California Voters Show Support for Redevelopment

Election Day provided a big boost for proponents of redevelopment in California. A statewide measure to restrict use of eminent domain lost badly, while voters in San Francisco and Napa County showed support for redevelopment projects.

"Voters' rejection of Proposition 98 on the statewide ballot marked the second time that property rights advocates have failed to capitalize on public backlash to the U.S. Supreme Court's 2005 Kelo decision upholding the use of eminent domain for economic purposes."

"While the 2006 vote on Proposition 90 was close, Tuesday's voting on Proposition 98 was not, as the measure received only 39% support. Instead, a modest alternative backed by the League of California Cities and the California Redevelopment Association - Proposition 99 - won with 62.5% of the vote. Proposition 99 bars the taking of owner-occupied homes for economic development projects."

Meanwhile, voters in San Francisco endorsed a 700-acre redevelopment project that promises up to 10,000 housing units, 2 million square feet of office space and possibly a new football stadium.

In Napa County, voters rejected a slow-growth initiative aimed at crippling reuse of an old industrial site along the Napa River.

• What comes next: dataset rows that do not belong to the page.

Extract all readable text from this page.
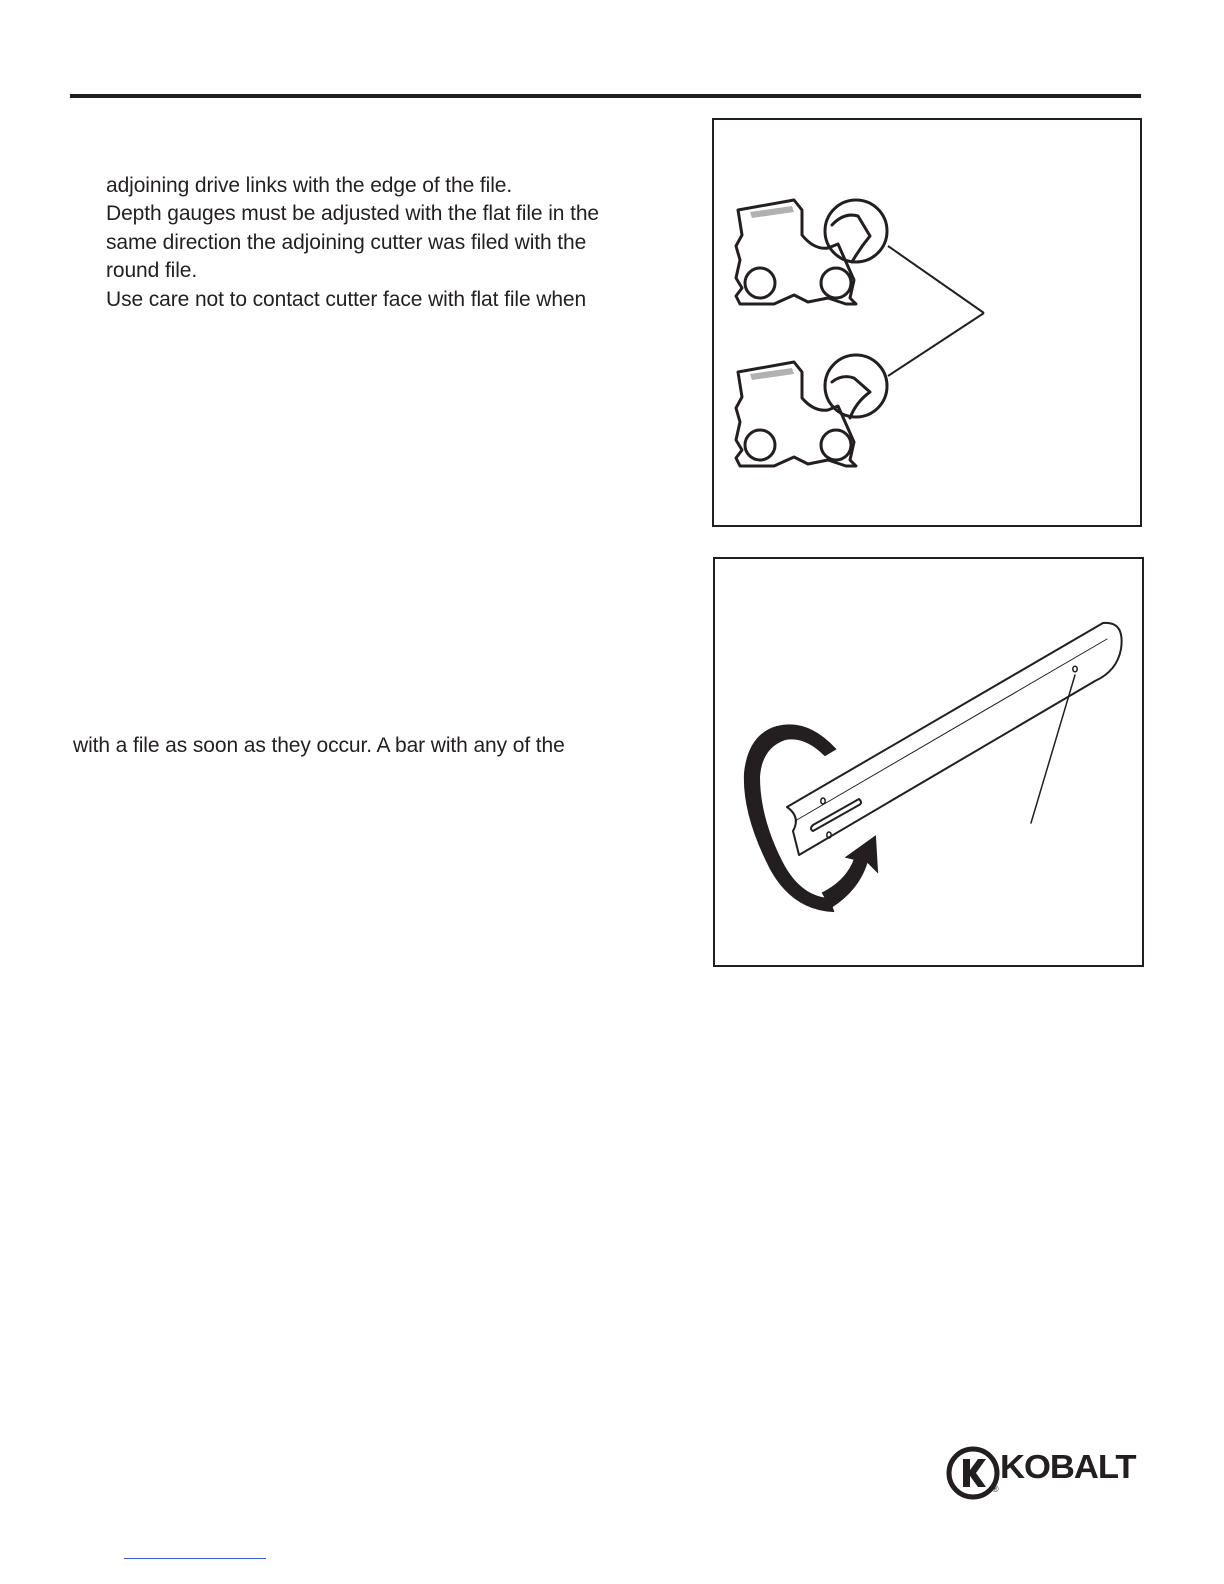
adjoining drive links with the edge of the file.
Depth gauges must be adjusted with the flat file in the
same direction the adjoining cutter was filed with the
round file.
Use care not to contact cutter face with flat file when
with a file as soon as they occur. A bar with any of the
KOBALT
®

Full Story: Redevelopment Wins Big On Election Day



Napa County Measure N

Concerning Measure N, the slow-growth measure on the Napa County ballot:

How about some context?

Measure N's narrow (684 out of 19,292 votes), provisional (5,000 absentee ballots are yet to be counted) defeat reflects something besides intrinsic weaknesses of the measure or Napa voters' attitude toward development--namely, the tons of money spent by the opponents, the would-be developers of the site in question and their out-of-town financial backers.

According to the Napa Register, Napa Redevelopment Partners, bankrolled by the San Francisco-based investment firm Farallon Capital Management, "outspent Measure N supporters by a margin of nearly 16 to 1, with a campaign chest of more than $1.4 million to $88,700, breaking all known Napa County records for local races."

Your informant writes: "The slow-growth Measure N...received only 48.3% of the vote." Forty-eight percent is pretty close in any case, but given the money the locals were up against, it's amazing that their initiative did that well. To characterize this vote as simply a rejection of slow-growth is disingenuous.